Shortly after gaining her freedom, Isabella discovered that her son Peter was sold illegally to another owner in Alabama.  Isabella set out to get him back.  Everything was stacked against her, but Isabella went to court and won Peter back, one of the first black women to win in a court case.  A few years later, after serving a number of jail terms, Peter went to work on a whaling ship to, as he put it, help straighten out his life.  However, on one particular outing, when the ship returned to port, he was not on board, and was never heard from again.  Isabella was deeply saddened by the loss of her son.  Then in 1843, things drastically changed.

Feeling a call from God, Isabella left home and became an itinerant preacher.  It was also during these days that Isabella changed her name.  She would no longer be Isabella Baumfree…she was now Sojourner Truth.  When asked why this name, Truth replied, “The Lord gave me Sojourner because I was to travel up and down the land showing people their sins and being a sign to them…and Truth because I was to declare the truth unto the people.”  She wasted no time in living up to her new name, speaking against slavery, and often crossing paths with the likes of William Lloyd Garrison, Frederick Douglass, and others engaged in the abolition movement.  During the years of the Civil War, she helped recruit black soldiers, and fought for improvements in the Freedman’s hospital. 

In later years, she joined the suffrage movement, and in 1872, Truth, along with giants such as Susan B. Anthony, attempted to vote.  She was turned away at the polls.  Truth would not live to see the day when women would get the opportunity to vote, dying in 1883, 37 years before the Nineteenth Amendment was ratified.  But her work was not in vain.

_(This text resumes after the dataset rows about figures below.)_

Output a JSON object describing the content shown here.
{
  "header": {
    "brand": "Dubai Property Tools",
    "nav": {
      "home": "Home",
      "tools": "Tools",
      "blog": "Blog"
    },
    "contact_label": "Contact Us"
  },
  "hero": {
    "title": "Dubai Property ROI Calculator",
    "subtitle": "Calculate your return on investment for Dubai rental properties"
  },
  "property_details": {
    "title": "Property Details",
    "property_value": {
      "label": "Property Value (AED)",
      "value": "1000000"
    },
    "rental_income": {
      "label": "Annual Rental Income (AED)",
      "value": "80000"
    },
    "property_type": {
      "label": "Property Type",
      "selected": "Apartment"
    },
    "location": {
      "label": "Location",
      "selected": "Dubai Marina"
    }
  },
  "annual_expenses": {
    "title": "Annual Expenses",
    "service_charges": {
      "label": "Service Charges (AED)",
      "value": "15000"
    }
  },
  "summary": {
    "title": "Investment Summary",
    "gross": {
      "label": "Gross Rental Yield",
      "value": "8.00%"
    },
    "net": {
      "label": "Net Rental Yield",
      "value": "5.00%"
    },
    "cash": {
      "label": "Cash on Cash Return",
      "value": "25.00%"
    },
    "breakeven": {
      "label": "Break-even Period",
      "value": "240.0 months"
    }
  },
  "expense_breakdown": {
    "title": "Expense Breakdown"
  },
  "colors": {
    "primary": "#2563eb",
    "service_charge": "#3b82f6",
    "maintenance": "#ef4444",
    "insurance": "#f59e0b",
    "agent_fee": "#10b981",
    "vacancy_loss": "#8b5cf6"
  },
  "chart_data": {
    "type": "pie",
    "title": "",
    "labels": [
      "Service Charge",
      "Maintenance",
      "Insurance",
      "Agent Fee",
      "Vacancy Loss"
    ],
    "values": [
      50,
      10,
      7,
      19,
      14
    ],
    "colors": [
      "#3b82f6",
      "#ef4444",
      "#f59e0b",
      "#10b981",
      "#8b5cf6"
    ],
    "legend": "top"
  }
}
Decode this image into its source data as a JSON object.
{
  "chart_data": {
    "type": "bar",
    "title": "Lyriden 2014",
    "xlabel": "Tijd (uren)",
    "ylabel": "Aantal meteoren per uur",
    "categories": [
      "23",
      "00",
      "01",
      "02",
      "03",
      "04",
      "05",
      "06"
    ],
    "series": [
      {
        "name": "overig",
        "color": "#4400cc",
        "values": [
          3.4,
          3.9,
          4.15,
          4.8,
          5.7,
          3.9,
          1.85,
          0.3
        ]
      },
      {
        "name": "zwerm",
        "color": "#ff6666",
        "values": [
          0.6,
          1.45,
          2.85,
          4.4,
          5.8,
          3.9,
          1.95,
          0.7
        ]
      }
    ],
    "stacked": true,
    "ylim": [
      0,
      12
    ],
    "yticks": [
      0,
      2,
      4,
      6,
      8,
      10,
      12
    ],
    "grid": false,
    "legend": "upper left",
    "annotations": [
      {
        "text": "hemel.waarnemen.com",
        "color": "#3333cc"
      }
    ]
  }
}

The formation and existence of slavery was, and is, an evil institution.  It is inconceivable to have a child ripped from a mother’s arms and sold to another family, most likely resulting in the two never seeing each other again.  It is unimaginable to think that someone would be beaten based solely on the color of one’s skin.  It was, is, and will aways be a horrific stain on our history.  

But the thing that is most remarkable in this account is that Isabella stayed around and fought.  Having experienced the worst, she envisioned the best.  Not content to just eking out a living as a bystander, Isabella repurposed herself, even going so far as to give herself a new name.  Let me correct that.  God repurposed her.  God had much bigger plans for the woman who had witnessed enough pain and suffering for ten lives.   God needed to recruit someone who had “been there, done that.”  Isabella had been there, experiencing the brutal beatings, having lost loved ones to slavery, and on the receiving ends of condescending stares.  Isabella had done that, risking everything, running from captivity to freedom.  And in that moment, hearkening back to the spiritual truths that her mother taught her as a young girl, Sojourner Truth answered the call.